The Offer is not being made, directly or indirectly, in, into or by use of the mails of, or by any means or instrumentality (including, without limitation, telephonically or electronically) of interstate or foreign commerce of, or any facilities of a national securities exchange of, any jurisdiction where local laws or regulations may result in a significant risk of civil, regulatory or criminal exposure if information concerning the Offer is sent or made available to MP Evans Shareholders in that jurisdiction (a “Restricted Jurisdiction”) and the Offer will not be capable of acceptance by any such use, means, instrumentality or facilities or otherwise from or within any Restricted Jurisdiction.

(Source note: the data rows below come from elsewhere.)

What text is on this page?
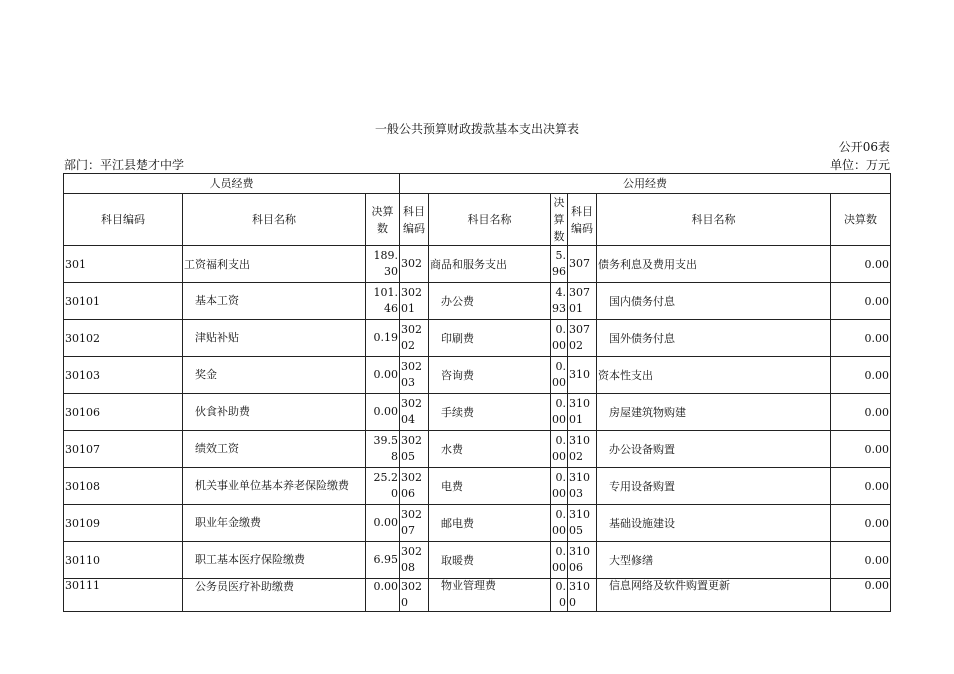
一般公共预算财政拨款基本支出决算表
公开06表
部门：平江县楚才中学	单位：万元
人员经费			公用经费					
科目编码	科目名称	决算数	科目编码	科目名称	决算数	科目编码	科目名称	决算数
301	工资福利支出	189.30	302	商品和服务支出	5.96	307	债务利息及费用支出	0.00
30101	基本工资	101.46	30201	办公费	4.93	30701	国内债务付息	0.00
30102	津贴补贴	0.19	30202	印刷费	0.00	30702	国外债务付息	0.00
30103	奖金	0.00	30203	咨询费	0.00	310	资本性支出	0.00
30106	伙食补助费	0.00	30204	手续费	0.00	31001	房屋建筑物购建	0.00
30107	绩效工资	39.58	30205	水费	0.00	31002	办公设备购置	0.00
30108	机关事业单位基本养老保险缴费	25.20	30206	电费	0.00	31003	专用设备购置	0.00
30109	职业年金缴费	0.00	30207	邮电费	0.00	31005	基础设施建设	0.00
30110	职工基本医疗保险缴费	6.95	30208	取暖费	0.00	31006	大型修缮	0.00
30111	公务员医疗补助缴费	0.00	3020	物业管理费	0.0	3100	信息网络及软件购置更新	0.00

This advertisement is not being published, mailed, transmitted or otherwise distributed or sent to, into or from any jurisdiction if to do so would constitute a violation of the relevant laws of such jurisdiction and persons reading this advertisement (including custodians, trustees and nominees) must not mail or otherwise distribute or send this advertisement, the Offer Document, the Form of Acceptance (nor any related document(s)) in, into or from such jurisdiction, nor use the mails of such jurisdiction or any such means or instrumentality for any purpose, directly or indirectly, relating to acceptance of the Offer and so doing may invalidate any related purported acceptance of the Offer. Any person (including, without limitation, any agent, nominee, custodian or trustee) who has a contractual or legal obligation, or may otherwise intend, to forward the Offer Document and/or any other related document to a jurisdiction outside the United Kingdom should inform themselves of, and observe, any applicable legal or regulatory requirements of their jurisdiction and must not mail, send or otherwise forward or distribute them in, into or from any Restricted Jurisdiction. Doing so may render any purported acceptance of the Offer invalid. Such persons should read paragraph 6 of Section B, paragraph 3 of Section C and paragraph 3 of Section D of Part II of the Offer Document before taking any action.

HSBC Bank plc (“HSBC”), which is authorised by the Prudential Regulation Authority and regulated in the United Kingdom by the Financial Conduct Authority and the Prudential Regulation Authority, is acting exclusively for KLK and KLKI and for no one else in connection with the Offer and will not be responsible to anyone other than KLK and KLKI for providing the protections afforded to clients of HSBC nor for providing advice in relation to the Offer. Neither HSBC nor any of its affiliates owes or accepts any duty, liability or responsibility whatsoever (whether direct or indirect, whether in contract, in tort, under statute or otherwise) to any person who is not a client of HSBC in connection with this advertisement, any statement contained herein, the Offer or otherwise.

Capitalised terms and expressions used herein shall, save where otherwise defined herein or where the context otherwise requires, have the meaning given to them in the Offer Document.